そこでさらに感じたのは俳優人の違い。「ゴジラ」は「七人の侍」の志村喬(山根博士)、河内桃子(山根博士の娘)、宝田明(山根博士の弟子にして河内桃子の恋人)、平田昭彦(山根博士の弟子、芹沢博士)、そして「七人の侍」の志村喬。それぞれの思い、対立、決意に説得力がある。河内桃子可愛いし。
対する「大怪獣 ガメラ」は船越英二(日高博士)、山下洵一郎(新聞記者)、霧立はるみ(日高博士の助手)。演技が軽い。それぞれの関係も薄い。霧立はるみ可愛くないし。
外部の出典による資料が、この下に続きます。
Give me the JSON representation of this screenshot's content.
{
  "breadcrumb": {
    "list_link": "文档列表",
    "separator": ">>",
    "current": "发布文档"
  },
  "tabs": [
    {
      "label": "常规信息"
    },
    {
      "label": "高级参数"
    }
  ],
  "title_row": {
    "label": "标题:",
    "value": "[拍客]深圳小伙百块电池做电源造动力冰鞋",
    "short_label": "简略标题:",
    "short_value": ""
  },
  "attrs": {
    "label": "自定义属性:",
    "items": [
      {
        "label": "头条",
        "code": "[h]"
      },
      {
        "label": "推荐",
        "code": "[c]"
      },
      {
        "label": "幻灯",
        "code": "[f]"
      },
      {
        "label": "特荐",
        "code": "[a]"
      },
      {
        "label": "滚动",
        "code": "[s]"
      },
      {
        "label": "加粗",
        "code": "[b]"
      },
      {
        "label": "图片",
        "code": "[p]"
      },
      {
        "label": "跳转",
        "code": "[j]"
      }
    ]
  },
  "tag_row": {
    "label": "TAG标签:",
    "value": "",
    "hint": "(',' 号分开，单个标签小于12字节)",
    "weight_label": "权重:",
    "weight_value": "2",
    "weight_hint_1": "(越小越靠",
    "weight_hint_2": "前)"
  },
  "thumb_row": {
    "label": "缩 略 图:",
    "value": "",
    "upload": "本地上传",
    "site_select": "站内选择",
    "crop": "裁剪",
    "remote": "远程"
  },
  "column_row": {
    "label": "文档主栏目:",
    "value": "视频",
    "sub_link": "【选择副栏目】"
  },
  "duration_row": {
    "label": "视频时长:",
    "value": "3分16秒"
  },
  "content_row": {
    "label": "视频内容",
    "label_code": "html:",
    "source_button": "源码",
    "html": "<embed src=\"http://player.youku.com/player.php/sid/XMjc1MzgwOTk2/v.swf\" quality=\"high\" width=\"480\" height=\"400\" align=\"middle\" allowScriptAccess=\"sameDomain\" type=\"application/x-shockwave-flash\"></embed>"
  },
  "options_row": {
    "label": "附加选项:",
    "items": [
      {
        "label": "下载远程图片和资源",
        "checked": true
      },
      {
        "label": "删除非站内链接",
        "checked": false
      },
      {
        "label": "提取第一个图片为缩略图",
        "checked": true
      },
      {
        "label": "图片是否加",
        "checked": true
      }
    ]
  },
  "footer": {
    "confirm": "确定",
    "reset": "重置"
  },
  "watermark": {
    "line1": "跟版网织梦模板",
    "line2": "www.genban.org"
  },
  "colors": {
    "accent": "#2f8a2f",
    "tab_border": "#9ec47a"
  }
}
特撮場面はやはり、人間ドラマがいかに丁寧に作られているかにかかっている。平成ガメラシリーズの成功は、特撮の技術、怪獣の演出の素晴らしさに加え、人間ドラマの質の高さが大きい。

そして怪物もほとんど全貌を現さない。ひたすら逃げる主人公たちの、目の前に死が迫る恐怖と、人の死に直面した心理的葛藤が描かれる。だから逆にわずかな怪獣登場場面が活きる。

次の日本怪獣映画が作られるとしたら、ぜひ「個人の人間ドラマ」をしっかりと作り込んだ上で、既存の怪獣に寄りかからない、「新しい怪獣・怪物」を登場させて欲しい。既存の怪獣を使い回しているうちは、その枠から外へは出られない。